Hasil pemilihan presiden akan mempunyai dampak global yang signifikan, terutama dari sudut pandang perekonomian, karena Amerika Serikat merupakan negara dengan perekonomian terbesar di dunia. Oleh karena itu, kebijakan apa pun yang diambil pemerintah AS akan berdampak besar.
Sekadar informasi, sejauh ini peta kekuatan keduanya masih sama. Banyak jajak pendapat yang mendukung Trump dibandingkan Kamala, sementara jajak pendapat lainnya lebih mendukung Kamala dibandingkan Trump.
Kamala Harris unggul dua poin atas Trump, 49% berbanding 47%, dalam jajak pendapat Morning Consult pada hari Minggu, dengan selisih satu poin.
Sementara itu, dalam jajak pendapat Wall Street Journal, Trump memimpin survei tersebut dengan selisih 47% berbanding 45%. Hal ini sangat kontras dengan hasil jajak pendapat Agustus lalu, yang mana Kamala Harris unggul dengan angka serupa, 47% berbanding 45%.
Selain itu, di situs Polymarket, Trump tampaknya memimpin 57,7%, sedangkan Harris hanya 42,4%.
Kebijakan ekonomi Trump dan Harris
Menurut The Economist, Trump telah menjadi kandidat yang lebih radikal dalam masalah perdagangan, dengan kebijakan tarif yang akan membuat strategi ekonomi Amerika kembali ke masa lalu. Harris, sementara itu, mengambil sikap yang lebih moderat, namun tetap mendukung proteksionisme ringan dengan memberikan subsidi untuk industri tertentu.
Selain itu, Trump kini berjanji akan menerapkan tarif terhadap seluruh produk yang diimpor ke Amerika Serikat, dengan tarif universal hingga 20%. Ia juga mengancam akan mengenakan tarif hingga 60% terhadap produk buatan China.
Secara hukum, Trump punya cara untuk menaikkan tarif terhadap Tiongkok dengan alasan Tiongkok melanggar perjanjian perdagangan yang telah disepakati. Namun penerapan tarif universal lebih rumit dan diperkirakan akan menghadapi tantangan hukum di pengadilan.

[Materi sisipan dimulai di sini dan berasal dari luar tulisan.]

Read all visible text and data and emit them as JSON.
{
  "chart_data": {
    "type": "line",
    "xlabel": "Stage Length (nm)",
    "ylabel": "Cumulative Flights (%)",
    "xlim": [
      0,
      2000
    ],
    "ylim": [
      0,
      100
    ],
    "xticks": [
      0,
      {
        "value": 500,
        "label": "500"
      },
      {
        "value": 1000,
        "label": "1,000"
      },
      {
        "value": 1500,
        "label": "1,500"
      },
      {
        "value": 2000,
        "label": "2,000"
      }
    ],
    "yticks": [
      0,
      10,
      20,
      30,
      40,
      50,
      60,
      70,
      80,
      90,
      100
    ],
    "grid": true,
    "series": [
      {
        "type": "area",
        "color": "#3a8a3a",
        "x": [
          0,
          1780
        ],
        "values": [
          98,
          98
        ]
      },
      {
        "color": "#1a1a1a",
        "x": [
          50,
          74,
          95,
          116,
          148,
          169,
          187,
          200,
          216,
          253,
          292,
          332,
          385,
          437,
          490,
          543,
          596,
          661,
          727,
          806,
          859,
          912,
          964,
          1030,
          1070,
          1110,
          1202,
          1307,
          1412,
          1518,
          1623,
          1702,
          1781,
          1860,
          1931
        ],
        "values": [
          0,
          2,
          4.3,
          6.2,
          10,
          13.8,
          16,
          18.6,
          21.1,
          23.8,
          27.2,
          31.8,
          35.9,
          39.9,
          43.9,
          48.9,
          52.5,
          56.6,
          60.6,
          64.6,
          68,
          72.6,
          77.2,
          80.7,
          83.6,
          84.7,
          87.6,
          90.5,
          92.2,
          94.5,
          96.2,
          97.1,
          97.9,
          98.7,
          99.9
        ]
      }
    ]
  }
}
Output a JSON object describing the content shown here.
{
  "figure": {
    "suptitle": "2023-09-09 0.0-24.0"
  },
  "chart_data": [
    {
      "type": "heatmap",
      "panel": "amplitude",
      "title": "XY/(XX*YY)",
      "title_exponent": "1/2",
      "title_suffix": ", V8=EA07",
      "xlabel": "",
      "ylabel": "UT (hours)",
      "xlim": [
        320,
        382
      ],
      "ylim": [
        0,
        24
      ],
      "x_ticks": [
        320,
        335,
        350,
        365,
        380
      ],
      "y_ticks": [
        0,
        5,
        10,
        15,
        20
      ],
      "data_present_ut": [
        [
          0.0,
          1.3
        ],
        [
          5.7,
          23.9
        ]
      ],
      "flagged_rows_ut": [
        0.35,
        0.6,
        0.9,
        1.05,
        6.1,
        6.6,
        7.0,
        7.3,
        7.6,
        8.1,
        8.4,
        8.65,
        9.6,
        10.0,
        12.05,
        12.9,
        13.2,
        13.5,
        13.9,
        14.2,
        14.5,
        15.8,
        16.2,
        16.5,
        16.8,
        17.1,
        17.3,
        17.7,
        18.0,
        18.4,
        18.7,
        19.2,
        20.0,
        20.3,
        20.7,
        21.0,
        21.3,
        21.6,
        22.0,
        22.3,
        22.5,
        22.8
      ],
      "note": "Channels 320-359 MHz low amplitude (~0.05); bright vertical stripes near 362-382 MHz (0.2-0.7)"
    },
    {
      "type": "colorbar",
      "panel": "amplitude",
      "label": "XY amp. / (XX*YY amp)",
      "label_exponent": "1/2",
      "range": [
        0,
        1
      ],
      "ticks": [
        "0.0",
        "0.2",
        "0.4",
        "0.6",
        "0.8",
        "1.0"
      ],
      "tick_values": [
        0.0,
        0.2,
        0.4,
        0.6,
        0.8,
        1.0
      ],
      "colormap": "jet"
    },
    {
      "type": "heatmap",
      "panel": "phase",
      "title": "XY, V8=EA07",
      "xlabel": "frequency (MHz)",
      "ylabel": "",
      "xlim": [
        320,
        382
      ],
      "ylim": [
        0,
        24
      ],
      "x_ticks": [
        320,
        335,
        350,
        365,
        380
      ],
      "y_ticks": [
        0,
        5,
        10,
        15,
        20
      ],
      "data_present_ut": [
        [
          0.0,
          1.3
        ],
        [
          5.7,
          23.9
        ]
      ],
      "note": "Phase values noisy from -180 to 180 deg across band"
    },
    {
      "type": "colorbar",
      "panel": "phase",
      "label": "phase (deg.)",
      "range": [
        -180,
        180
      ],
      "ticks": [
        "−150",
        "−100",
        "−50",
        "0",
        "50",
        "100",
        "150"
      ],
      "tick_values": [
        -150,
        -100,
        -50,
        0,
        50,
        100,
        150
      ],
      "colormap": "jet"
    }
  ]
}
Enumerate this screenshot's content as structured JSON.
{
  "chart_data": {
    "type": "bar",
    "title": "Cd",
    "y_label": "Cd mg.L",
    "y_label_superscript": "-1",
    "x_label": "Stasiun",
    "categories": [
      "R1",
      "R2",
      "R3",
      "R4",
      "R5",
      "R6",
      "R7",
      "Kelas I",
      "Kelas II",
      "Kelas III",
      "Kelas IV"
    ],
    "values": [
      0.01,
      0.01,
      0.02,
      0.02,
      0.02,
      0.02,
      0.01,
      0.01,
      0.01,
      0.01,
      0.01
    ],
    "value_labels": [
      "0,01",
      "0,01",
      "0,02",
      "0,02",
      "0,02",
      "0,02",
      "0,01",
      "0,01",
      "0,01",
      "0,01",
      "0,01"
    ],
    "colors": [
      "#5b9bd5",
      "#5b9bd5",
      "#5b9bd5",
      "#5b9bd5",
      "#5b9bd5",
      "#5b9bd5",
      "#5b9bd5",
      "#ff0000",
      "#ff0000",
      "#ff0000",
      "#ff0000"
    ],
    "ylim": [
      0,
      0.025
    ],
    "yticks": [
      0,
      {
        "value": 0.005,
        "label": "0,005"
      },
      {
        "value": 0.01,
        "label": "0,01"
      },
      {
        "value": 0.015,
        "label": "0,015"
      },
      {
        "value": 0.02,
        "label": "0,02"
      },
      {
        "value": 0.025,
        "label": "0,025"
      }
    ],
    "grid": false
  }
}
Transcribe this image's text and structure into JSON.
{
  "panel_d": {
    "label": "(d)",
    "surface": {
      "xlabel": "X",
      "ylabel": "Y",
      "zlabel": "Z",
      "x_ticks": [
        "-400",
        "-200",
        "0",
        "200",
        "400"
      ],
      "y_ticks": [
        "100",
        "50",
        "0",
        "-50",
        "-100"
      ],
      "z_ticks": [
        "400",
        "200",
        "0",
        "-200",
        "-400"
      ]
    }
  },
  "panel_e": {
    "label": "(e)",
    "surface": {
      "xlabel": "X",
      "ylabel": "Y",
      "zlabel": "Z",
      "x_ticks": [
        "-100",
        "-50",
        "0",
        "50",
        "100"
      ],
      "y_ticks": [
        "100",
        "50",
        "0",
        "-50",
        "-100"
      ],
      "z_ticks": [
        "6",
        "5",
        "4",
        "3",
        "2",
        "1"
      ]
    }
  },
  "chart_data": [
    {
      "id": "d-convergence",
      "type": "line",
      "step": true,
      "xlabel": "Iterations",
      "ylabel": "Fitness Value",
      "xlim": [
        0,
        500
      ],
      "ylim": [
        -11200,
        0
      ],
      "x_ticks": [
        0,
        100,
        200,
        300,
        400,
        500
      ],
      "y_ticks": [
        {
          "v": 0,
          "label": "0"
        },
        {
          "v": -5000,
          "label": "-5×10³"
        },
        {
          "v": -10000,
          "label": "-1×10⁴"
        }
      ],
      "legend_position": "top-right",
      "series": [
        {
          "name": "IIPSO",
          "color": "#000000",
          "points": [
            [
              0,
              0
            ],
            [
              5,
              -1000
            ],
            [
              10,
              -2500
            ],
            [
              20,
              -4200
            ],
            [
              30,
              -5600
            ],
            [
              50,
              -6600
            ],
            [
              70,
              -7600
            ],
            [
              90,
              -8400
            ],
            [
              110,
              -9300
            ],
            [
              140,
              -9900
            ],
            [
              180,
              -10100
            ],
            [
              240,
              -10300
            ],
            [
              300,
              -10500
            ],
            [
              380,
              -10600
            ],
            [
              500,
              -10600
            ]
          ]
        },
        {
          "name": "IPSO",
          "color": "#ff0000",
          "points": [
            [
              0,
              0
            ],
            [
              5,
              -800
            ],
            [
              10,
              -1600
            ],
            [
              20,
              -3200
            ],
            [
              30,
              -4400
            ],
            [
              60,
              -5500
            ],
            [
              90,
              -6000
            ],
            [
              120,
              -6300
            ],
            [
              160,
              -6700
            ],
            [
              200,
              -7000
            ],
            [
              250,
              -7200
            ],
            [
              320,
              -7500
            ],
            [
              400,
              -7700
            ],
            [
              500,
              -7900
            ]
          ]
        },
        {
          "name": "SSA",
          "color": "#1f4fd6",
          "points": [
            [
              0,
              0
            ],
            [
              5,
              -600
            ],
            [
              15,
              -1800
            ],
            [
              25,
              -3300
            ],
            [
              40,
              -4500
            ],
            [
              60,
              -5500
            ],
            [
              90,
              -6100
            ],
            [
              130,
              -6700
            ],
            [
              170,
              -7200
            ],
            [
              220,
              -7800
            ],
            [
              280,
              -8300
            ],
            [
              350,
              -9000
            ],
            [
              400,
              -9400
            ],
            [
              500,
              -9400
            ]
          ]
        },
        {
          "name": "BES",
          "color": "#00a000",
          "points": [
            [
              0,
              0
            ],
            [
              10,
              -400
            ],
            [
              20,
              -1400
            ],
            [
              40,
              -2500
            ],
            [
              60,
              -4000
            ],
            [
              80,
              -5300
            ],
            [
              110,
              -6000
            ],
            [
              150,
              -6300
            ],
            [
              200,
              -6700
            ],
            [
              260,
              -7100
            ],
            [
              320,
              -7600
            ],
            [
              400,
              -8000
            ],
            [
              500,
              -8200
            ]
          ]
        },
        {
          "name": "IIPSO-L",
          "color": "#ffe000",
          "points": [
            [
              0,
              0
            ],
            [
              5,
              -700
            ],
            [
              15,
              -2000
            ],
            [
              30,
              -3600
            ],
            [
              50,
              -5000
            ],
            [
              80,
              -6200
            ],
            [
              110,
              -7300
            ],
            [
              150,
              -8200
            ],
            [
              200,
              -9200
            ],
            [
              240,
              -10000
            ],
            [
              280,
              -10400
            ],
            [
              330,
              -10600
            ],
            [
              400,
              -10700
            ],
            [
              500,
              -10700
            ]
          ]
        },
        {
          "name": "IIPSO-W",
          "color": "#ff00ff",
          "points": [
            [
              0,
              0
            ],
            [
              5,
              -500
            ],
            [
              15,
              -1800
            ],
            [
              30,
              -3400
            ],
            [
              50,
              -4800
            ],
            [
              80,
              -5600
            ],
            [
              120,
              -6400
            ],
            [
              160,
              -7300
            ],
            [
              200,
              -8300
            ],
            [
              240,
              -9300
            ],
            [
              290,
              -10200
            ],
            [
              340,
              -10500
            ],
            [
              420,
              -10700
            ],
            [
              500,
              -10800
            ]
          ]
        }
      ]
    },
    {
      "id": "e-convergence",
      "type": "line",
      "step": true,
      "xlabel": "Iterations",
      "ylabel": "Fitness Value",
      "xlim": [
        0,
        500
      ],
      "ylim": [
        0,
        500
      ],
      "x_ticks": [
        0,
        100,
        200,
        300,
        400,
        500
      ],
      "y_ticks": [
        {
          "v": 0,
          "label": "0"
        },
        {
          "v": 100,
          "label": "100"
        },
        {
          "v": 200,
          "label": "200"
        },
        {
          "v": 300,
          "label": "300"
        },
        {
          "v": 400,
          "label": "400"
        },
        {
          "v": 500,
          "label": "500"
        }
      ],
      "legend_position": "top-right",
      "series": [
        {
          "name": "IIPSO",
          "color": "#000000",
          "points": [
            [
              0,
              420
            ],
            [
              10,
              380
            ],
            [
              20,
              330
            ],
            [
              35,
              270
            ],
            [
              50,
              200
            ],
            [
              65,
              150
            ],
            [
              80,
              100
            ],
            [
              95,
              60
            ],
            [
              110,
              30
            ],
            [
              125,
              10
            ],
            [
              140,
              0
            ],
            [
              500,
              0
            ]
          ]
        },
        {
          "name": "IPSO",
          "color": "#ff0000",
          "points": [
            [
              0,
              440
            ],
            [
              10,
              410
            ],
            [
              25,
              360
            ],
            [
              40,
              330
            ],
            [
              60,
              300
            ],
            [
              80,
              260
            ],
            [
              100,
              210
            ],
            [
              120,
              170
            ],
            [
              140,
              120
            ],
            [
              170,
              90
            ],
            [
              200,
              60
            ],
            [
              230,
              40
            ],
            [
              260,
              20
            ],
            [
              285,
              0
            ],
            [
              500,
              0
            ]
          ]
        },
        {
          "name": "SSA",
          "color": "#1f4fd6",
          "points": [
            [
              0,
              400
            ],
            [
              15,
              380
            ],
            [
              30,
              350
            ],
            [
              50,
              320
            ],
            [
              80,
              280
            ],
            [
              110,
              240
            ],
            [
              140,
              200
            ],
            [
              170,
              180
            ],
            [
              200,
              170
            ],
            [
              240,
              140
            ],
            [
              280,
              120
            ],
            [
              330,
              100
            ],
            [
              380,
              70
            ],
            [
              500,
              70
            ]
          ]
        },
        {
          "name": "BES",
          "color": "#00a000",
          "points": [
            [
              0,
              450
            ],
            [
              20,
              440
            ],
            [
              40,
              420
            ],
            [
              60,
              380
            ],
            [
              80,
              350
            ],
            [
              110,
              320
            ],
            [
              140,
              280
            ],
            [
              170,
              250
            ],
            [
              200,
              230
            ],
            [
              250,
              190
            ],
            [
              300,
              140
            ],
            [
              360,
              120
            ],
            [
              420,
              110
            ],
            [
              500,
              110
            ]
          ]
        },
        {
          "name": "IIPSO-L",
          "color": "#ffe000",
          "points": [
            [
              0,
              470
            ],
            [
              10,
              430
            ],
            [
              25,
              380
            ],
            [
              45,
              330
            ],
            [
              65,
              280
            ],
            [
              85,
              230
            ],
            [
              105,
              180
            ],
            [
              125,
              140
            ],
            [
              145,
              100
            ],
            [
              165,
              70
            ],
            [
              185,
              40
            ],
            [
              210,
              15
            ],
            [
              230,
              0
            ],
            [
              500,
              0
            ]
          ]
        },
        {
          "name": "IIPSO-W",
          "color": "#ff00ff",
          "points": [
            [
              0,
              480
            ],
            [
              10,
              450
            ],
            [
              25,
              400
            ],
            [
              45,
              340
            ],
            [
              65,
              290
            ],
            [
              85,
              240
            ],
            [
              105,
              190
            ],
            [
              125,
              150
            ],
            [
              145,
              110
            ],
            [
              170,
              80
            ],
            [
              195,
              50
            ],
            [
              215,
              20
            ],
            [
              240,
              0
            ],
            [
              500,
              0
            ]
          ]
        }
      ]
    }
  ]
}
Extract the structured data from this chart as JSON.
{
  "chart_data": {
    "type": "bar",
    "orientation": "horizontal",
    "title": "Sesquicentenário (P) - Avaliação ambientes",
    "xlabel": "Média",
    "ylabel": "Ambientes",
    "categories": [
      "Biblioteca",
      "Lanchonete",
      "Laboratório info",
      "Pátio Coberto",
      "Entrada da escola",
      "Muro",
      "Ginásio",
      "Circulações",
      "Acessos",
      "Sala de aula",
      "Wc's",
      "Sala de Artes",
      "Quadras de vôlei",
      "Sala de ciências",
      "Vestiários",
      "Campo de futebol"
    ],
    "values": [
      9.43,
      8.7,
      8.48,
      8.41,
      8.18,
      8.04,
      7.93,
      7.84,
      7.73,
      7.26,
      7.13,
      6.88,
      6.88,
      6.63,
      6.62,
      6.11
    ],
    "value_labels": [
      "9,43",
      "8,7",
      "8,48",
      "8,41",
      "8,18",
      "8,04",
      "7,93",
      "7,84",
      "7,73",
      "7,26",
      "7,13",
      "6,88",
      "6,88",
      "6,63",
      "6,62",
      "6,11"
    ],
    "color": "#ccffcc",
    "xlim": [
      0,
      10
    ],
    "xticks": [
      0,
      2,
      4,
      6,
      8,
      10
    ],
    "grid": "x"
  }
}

Harris, di sisi lain, menentang perdagangan bebas dan bahkan menolak perjanjian perdagangan dengan Meksiko dan Kanada pada tahun 2020. Dia juga menolak gagasan Trump tentang tarif universal, dan menyebutnya sebagai “pajak penjualan dalam negeri” yang akan menaikkan biaya hidup. Untuk keluarga Amerika.
Harris berencana menggunakan program kredit pajak “America Forward” untuk memberikan subsidi guna mendukung industri manufaktur dalam negeri. Mirip dengan subsidi dalam undang-undang deflasi era Biden, program ini akan mengalokasikan dana besar untuk industri masa depan, termasuk energi ramah lingkungan.
Dalam laporan SimInvest (Cinarmas Securitas) bertajuk Hitung Mundur Pemilu AS, jika Trump menang, kebijakan perdagangan, imigrasi, dan ekonominya diperkirakan akan stagnan secara keseluruhan dan menurunkan pertumbuhan produk domestik bruto (PDB) hingga tahun 2025. 1,6%, meningkatkan perkiraan inflasi menjadi 3,5%.
Terlebih lagi, jika Trump menang, pasar kemungkinan akan khawatir terhadap risiko paket pemotongan pajak yang dibiayai oleh defisit yang besar.
Selain itu, retorika Trump termasuk mempertahankan pemotongan pajak berdasarkan Undang-Undang Pemotongan Pajak dan Pekerjaan (TCJA) yang disahkan pada tahun 2017, menurunkan tarif pajak perusahaan menjadi 15% untuk mendorong investasi dan mempertahankan pemotongan pajak pribadi, BRI Danarexa Securitas mengatakan dalam sebuah laporan.
Sebaliknya, Harris menjadikan penurunan biaya bagi keluarga Amerika sebagai tema utama kampanyenya, yang bertujuan untuk mempertahankan pemotongan pajak bagi mereka yang berpenghasilan kurang dari $400.000, menaikkan tarif pajak perusahaan menjadi 28% (dari 21%), dan memperluas kredit pajak. Ketimpangan pendapatan mengimbangi biaya-biaya ini melalui pajak yang lebih tinggi bagi individu dan perusahaan kaya.
Dari perspektif defisit anggaran, berbagai program yang diusulkan dapat meningkatkan defisit anggaran AS sebesar $3 triliun (Trump) dan $1,4 triliun (Harris) selama 10 tahun ke depan.